Up to now I used to think that dependent types were only those types such as Pi or Sigma types that require an indexed family of types. However, I was just reminded by a Lean tutorial (if I understood correctly at least) that a dependent type is any type that depends on another type, and lists and products are also dependent types in calculus of constructions. So how does a product work in Isabelle exactly? I guess it still cannot be considered a dependent type from any point of view?

#### Kevin Kappelmann (Sep 09 2021 at 16:33):

A dependent type is a type that depends on a term, not another type.

#### Nicolò Cavalleri (Sep 09 2021 at 16:36):

Ok thanks I'd guess my question still holds with this correction doesn't it?

#### Kevin Kappelmann (Sep 09 2021 at 16:42):

You can construct types that depend on other types in isabelle.
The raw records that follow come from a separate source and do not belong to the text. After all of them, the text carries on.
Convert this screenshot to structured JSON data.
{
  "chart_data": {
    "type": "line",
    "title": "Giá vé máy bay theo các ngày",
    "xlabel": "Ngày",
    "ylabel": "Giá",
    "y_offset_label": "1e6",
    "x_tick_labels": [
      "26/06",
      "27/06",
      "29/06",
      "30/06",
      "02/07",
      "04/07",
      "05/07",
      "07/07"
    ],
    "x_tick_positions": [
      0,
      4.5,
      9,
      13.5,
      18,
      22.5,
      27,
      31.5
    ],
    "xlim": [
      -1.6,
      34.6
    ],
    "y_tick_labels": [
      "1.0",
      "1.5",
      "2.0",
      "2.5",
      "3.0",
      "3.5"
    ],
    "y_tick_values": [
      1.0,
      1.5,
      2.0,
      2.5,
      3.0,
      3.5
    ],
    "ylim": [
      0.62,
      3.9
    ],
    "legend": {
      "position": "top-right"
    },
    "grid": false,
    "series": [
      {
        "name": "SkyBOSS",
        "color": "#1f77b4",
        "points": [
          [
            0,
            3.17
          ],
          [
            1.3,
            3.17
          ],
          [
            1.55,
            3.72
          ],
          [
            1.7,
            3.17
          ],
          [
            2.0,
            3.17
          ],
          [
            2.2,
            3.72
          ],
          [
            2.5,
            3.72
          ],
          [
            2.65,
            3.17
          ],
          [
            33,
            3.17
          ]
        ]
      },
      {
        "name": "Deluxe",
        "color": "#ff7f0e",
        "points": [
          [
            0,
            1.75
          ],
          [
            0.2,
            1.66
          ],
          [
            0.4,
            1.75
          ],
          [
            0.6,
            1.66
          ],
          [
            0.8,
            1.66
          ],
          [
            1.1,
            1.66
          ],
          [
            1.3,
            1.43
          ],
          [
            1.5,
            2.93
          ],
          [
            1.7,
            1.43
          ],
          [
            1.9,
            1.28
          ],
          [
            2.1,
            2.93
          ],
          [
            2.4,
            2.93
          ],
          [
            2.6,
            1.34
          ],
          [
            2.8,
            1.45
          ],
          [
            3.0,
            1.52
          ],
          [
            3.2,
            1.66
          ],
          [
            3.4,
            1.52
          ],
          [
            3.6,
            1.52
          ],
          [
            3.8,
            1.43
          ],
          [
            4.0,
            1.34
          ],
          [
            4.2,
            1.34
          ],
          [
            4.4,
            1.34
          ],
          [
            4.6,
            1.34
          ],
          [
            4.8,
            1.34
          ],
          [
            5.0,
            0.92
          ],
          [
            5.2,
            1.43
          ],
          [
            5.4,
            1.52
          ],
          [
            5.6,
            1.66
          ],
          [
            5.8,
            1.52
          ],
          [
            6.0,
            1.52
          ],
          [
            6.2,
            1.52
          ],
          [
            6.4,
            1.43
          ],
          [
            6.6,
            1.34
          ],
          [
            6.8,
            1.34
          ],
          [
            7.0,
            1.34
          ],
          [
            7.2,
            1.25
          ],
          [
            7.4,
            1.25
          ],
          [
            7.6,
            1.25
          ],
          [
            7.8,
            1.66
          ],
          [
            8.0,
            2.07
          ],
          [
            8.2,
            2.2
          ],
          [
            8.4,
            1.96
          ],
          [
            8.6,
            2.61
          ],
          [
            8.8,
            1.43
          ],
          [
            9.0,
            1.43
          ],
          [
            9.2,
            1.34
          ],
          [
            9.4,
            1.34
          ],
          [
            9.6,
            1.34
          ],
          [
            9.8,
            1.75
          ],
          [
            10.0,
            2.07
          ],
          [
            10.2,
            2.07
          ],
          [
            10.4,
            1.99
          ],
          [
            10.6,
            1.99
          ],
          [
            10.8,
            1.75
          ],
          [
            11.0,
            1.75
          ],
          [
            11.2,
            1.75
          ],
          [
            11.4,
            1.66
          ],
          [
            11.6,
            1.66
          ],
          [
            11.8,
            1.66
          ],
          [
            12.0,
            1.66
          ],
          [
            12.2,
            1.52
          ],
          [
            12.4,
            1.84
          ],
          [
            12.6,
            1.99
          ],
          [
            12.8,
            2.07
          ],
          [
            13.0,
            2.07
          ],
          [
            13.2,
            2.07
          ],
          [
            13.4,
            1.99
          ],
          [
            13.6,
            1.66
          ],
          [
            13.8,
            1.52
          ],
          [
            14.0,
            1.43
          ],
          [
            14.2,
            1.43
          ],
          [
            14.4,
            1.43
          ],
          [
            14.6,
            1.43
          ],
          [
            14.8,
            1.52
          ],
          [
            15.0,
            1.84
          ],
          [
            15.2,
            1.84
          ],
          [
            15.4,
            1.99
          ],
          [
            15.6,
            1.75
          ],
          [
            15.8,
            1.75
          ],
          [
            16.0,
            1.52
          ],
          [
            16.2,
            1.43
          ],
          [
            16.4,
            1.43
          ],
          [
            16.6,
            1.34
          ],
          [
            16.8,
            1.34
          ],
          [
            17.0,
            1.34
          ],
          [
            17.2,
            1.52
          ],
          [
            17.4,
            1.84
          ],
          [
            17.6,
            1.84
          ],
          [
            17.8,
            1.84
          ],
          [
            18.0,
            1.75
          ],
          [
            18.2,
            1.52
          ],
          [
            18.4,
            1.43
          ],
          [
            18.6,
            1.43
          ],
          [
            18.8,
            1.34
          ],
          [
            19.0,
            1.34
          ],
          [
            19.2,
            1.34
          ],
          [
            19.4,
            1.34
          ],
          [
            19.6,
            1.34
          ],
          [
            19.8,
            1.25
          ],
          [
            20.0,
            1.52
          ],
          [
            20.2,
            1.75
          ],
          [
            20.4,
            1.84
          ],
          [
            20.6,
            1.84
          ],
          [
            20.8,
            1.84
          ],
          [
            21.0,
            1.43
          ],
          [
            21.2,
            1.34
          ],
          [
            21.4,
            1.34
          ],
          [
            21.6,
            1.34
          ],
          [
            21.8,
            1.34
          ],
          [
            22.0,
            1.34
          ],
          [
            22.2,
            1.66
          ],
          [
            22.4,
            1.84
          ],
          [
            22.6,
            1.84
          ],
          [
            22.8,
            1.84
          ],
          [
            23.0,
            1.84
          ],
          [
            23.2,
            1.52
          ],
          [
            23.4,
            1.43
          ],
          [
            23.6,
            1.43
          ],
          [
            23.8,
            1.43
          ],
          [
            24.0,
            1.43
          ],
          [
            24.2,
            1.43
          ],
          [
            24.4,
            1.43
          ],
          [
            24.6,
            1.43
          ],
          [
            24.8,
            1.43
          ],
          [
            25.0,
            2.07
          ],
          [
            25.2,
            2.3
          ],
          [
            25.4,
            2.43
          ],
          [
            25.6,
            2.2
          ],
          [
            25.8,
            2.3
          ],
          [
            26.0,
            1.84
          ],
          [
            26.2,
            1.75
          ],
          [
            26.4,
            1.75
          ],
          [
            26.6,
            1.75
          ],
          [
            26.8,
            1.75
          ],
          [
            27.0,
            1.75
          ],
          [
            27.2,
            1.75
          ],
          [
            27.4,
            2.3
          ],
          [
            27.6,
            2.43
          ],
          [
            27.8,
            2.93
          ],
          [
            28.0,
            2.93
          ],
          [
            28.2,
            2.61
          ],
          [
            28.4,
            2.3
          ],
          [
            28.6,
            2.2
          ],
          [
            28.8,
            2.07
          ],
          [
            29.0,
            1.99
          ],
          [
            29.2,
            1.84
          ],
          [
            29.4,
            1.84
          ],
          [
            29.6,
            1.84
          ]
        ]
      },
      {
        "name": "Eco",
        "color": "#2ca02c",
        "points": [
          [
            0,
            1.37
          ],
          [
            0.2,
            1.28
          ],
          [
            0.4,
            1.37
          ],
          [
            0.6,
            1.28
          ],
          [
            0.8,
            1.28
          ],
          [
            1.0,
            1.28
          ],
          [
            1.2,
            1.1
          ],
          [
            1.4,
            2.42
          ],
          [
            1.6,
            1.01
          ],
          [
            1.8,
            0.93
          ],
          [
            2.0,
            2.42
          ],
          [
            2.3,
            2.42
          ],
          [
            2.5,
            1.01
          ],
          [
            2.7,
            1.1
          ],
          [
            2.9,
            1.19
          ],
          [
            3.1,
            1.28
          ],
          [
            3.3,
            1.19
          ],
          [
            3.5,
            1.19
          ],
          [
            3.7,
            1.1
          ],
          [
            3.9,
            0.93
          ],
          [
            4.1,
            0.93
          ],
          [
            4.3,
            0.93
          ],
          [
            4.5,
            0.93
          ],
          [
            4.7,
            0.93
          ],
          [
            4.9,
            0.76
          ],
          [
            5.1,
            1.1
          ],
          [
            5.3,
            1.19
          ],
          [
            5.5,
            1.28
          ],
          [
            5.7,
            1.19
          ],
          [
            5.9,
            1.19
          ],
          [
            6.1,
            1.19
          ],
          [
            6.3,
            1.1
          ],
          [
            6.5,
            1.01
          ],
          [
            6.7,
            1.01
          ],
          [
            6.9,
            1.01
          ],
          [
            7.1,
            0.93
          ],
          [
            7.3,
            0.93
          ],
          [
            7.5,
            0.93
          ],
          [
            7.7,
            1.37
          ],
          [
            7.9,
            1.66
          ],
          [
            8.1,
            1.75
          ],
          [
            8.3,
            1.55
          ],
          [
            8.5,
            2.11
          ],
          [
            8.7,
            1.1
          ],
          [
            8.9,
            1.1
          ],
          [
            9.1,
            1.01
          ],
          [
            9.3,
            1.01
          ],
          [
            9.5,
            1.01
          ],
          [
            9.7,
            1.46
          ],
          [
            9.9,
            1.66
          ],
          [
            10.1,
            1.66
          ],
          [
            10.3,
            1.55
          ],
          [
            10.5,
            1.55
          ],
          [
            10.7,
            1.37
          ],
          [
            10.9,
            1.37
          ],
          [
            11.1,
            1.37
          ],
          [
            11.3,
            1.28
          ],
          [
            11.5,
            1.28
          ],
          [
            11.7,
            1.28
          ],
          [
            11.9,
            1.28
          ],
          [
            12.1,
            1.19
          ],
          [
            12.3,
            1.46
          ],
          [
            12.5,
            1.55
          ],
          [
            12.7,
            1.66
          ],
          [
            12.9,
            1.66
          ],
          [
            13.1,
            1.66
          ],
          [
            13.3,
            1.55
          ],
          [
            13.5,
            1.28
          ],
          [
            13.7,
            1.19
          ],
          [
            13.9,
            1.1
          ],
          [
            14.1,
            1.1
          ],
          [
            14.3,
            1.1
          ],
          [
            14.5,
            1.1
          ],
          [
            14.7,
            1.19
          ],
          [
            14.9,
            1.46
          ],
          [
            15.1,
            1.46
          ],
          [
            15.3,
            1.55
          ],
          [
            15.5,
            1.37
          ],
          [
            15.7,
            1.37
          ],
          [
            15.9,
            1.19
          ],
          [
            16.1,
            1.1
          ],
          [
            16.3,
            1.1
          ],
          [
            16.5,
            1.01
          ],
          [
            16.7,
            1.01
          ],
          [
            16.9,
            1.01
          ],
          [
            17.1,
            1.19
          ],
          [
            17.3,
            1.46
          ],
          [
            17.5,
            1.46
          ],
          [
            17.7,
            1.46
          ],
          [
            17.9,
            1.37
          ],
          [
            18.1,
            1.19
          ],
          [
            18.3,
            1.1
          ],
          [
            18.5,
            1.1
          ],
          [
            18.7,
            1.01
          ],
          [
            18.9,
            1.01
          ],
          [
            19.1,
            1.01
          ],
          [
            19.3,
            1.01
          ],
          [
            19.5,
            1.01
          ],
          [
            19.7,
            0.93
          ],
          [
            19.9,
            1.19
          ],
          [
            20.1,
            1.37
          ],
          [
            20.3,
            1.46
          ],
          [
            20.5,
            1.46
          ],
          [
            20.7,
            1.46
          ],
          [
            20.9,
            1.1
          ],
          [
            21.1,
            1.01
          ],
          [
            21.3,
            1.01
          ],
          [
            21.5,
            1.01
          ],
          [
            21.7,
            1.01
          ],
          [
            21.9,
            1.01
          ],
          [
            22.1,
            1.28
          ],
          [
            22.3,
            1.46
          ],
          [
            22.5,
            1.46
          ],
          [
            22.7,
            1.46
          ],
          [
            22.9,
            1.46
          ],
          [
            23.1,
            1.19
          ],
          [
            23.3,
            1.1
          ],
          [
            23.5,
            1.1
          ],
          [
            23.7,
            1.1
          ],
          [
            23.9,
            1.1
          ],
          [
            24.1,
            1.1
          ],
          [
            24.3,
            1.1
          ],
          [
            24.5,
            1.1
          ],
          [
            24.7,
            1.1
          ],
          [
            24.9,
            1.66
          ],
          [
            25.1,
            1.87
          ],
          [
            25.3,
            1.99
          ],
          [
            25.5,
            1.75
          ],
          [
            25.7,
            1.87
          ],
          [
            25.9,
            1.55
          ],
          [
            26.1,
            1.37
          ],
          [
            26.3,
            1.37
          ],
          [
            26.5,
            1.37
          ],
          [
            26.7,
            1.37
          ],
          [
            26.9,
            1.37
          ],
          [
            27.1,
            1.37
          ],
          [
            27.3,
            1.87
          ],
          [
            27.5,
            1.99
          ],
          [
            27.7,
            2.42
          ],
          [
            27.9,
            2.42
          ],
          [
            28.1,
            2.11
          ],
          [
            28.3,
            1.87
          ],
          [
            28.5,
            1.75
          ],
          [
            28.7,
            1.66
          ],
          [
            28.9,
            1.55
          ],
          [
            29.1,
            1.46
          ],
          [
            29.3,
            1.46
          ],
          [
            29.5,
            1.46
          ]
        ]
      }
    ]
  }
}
Those are just type constructors.

#### Eric Bond (Sep 13 2021 at 14:38):

Isabelle does not have dependent types. It uses classical logic vs dependent type theory

#### Kevin Kappelmann (Sep 14 2021 at 17:16):

Eric Bond said:

Isabelle does not have dependent types. It uses classical logic vs dependent type theory

It is based on a simply typed lambda calculus, not classical logic. You can just as well work with non-constructive logics in Isabelle.

#### Wolfgang Jeltsch (Sep 14 2021 at 18:37):

The meta-logic Isabelle/Pure is a simply-typed λ-calculus with a rudimentary intuitionistic logic. Using this meta-logic, multiple object logics can be implemented. Several such object logics are part of the Isabelle distribution. The most famous of them is Isabelle/HOL, which is a classical logic. Thus, Kevin is right with respect to Isabelle/Pure, and Eric is right with respect to Isabelle/HOL.

Last updated: Aug 15 2022 at 04:16 UTC